A Gender Rights Activist working with the tribal and marginalized communities in india, Srilekha is a PhD scholar working on understanding body and sexuality among tribal girls, to fill the gaps in research around indigenous women and their stories. Srilekha has worked extensively at the grassroots level with community based organisations, through several advocacy initiatives around Gender, Mental Health, Menstrual Hygiene and Sexual and Reproductive Health Rights (SRHR) for the indigenous in Jharkhand, over the last 6 years.

Srilekha has also contributed to sustainable livelihood projects and legal aid programs for survivors of sex trafficking. She has been conducting research based programs on maternal health, mental health, gender based violence, sex and sexuality. Her interest lies in conducting workshops for young people on life skills, feminism, gender and sexuality, trauma, resilience and interpersonal relationships.

A Guwahati-based college student pursuing her Masters in Tata Institute of Social Sciences, Bidisha started the #BleedwithDignity campaign on the technology platform Change.org, demanding that the Government of Assam install
biodegradable sanitary pad vending machines in all government schools across the state. Her petition on Change.org has already gathered support from over 90000 people and continues to grow.

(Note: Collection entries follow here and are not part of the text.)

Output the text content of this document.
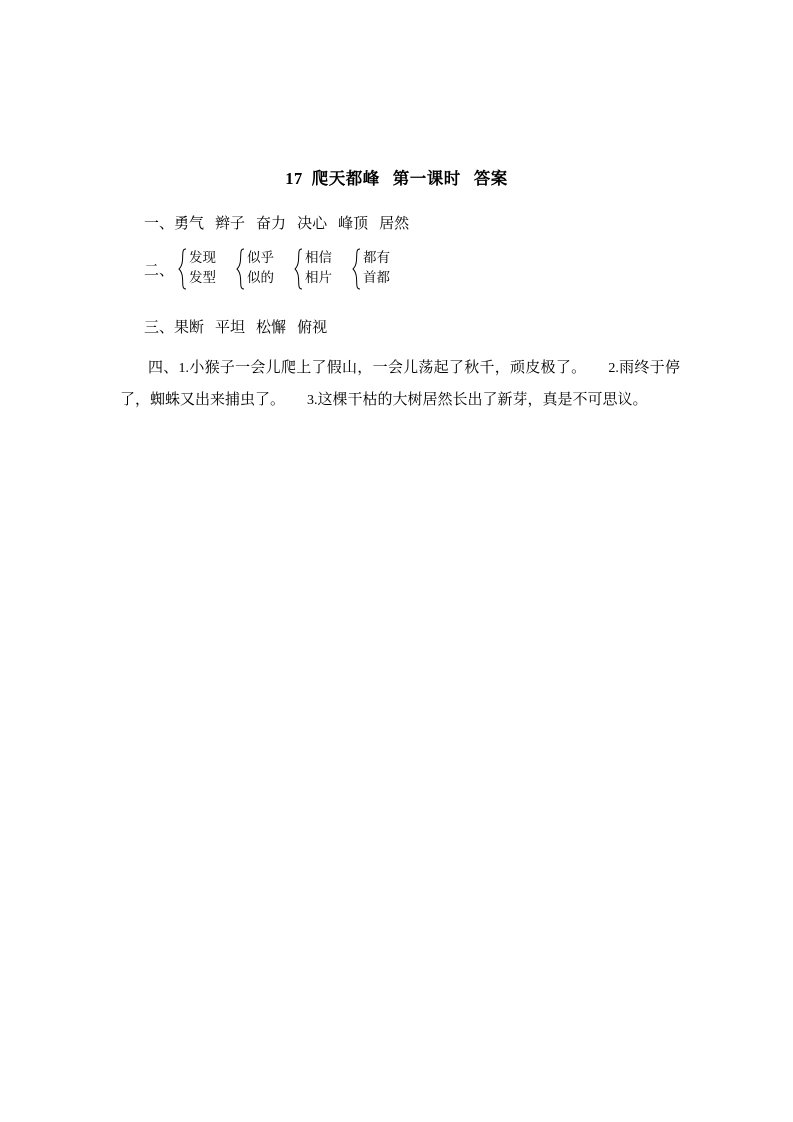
17 爬天都峰 第一课时 答案
一、勇气 辫子 奋力 决心 峰顶 居然
二、
发现
发型
似乎
似的
相信
相片
都有
首都
三、果断 平坦 松懈 俯视
四、1.小猴子一会儿爬上了假山，一会儿荡起了秋千，顽皮极了。 2.雨终于停了，蜘蛛又出来捕虫了。 3.这棵干枯的大树居然长出了新芽，真是不可思议。
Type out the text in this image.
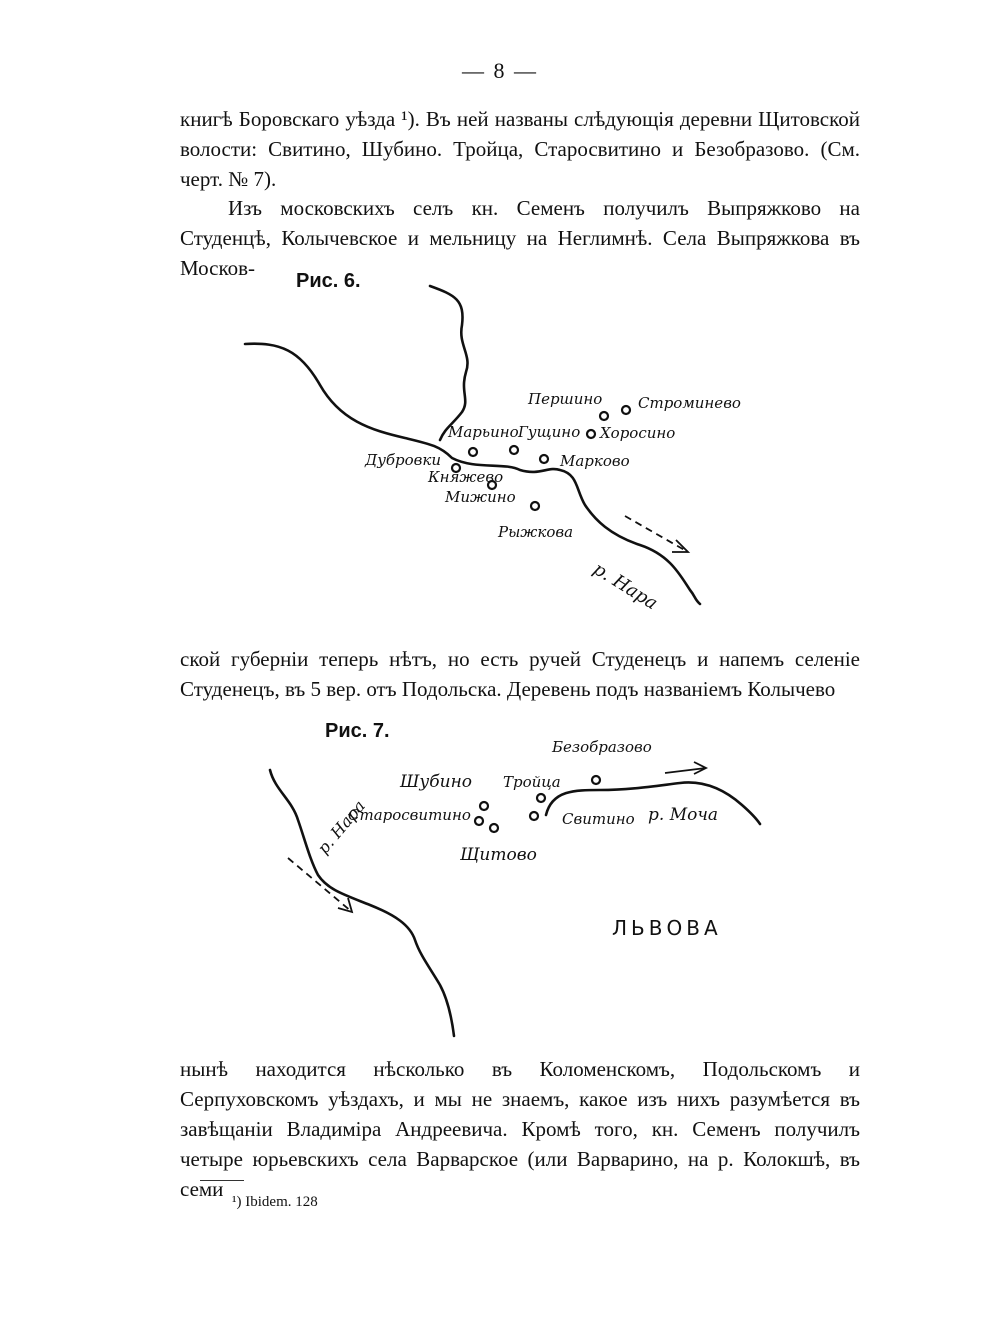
— 8 —

книгѣ Боровскаго уѣзда ¹). Въ ней названы слѣдующія деревни Щитовской волости: Свитино, Шубино. Тройца, Старосвитино и Безобразово. (См. черт. № 7).

Изъ московскихъ селъ кн. Семенъ получилъ Выпряжково на Студенцѣ, Колычевское и мельницу на Неглимнѣ. Села Выпряжкова въ Москов-

Рис. 6.
Першино Строминево
Марьино Гущино Хоросино
Дубровки	Марково
Княжево
Мижино
Рыжкова
р. Нара

ской губерніи теперь нѣтъ, но есть ручей Студенецъ и напемъ селеніе Студенецъ, въ 5 вер. отъ Подольска. Деревень подъ названіемъ Колычево

Рис. 7.
Безобразово
Шубино Тройца
Старосвитино	Свитино
Щитово
р. Моча
р. Нара
ЛЬВОВА

нынѣ находится нѣсколько въ Коломенскомъ, Подольскомъ и Серпуховскомъ уѣздахъ, и мы не знаемъ, какое изъ нихъ разумѣется въ завѣщаніи Владиміра Андреевича. Кромѣ того, кн. Семенъ получилъ четыре юрьевскихъ села Варварское (или Варварино, на р. Колокшѣ, въ семи

¹) Ibidem. 128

Bidisha was selected in Change.org’s flagship program ‘She Creates Change’ having run successful online advocacy
campaigns, which were widely recognised. Through the #BleedwithDignity campaign; she organised and celebrated World Menstrual Hygiene Day, 2019 in Guwahati, Assam by hosting a wall mural by collaborating with local organisations. The initiative was widely covered by national and local media, and the mural was later inaugurated by the event’s chief guest Commissioner of Guwahati Municipal Corporation (GMC) Debeswar Malakar, IAS.